Iroh hard codes ed25519 as the scheme to identify nodes. From my short exploration of IPFS I also believe that it is over-engineered and over-flexible. However one additional byte to signal the encryption scheme and thus being future-proof does not seem like too much?

It seems this has been asked on Discord already two times. And IIUC you don't see this as a problem since ed25519 is not yet broken and only used to encrypt short-lived secrets?

Maybe it is worth to start an FAQ section somewhere and make this the first question?

[matheus23]

Yes, we're planning on having an FAQ section on the website, and we're currently collecting questions and answers in this issue so we can add them in one batch once we get to it: n0-computer/iroh.computer#213

---

However one additional byte to signal the encryption scheme and thus being future-proof does not seem like too much?

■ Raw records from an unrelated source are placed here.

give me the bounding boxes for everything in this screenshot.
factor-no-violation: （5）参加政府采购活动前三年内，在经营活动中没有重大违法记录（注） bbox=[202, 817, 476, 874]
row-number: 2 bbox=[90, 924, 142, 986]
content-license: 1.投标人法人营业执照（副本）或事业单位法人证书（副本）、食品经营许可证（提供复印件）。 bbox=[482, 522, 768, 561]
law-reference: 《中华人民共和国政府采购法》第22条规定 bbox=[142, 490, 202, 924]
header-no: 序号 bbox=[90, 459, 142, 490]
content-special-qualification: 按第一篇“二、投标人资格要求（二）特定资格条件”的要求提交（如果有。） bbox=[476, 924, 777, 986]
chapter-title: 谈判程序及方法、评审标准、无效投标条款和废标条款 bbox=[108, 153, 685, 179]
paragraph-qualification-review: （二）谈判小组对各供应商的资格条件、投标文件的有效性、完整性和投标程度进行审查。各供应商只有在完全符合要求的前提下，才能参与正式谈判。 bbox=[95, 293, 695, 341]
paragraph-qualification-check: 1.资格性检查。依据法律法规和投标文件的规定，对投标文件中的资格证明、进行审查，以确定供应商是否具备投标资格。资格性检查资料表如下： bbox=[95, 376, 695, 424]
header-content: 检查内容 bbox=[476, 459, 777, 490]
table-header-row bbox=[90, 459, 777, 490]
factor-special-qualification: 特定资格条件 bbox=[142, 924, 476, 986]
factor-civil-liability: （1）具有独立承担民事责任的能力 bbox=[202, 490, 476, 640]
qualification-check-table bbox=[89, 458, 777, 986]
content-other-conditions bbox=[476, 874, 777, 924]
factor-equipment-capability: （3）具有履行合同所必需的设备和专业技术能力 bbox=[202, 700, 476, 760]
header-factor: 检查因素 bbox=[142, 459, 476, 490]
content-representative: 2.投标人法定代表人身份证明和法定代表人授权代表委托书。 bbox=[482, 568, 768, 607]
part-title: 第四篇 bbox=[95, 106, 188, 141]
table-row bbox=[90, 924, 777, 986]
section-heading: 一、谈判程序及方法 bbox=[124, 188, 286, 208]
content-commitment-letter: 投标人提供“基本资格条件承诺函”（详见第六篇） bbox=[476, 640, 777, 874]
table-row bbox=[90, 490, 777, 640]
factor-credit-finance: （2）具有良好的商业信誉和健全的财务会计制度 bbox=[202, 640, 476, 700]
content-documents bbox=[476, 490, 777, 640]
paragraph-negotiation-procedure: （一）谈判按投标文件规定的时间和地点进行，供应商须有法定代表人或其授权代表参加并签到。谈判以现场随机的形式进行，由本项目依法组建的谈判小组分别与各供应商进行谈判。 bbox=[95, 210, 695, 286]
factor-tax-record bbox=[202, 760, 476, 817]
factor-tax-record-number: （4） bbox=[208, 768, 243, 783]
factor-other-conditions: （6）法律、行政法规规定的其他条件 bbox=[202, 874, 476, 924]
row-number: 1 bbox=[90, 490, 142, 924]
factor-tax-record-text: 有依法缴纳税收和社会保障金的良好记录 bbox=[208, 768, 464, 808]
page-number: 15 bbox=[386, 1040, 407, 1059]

We already version a bunch of pieces of our stack, so should we want to update, we'd be able to do so with version identifiers.
Specifically, the relay protocol between the iroh clients & relays is versioned, and the direct connections between clients use TLS, so have signaling as well.
Finally, discovery via Pkarr is also versioned.

So, should we decide that we need to switch to either (1) another key type, we'll increment the version number and change the algorithm or (2) add another key type, we'll increment the version number and add signaling to allow multiple key types (although I'd argue this is perhaps less likely).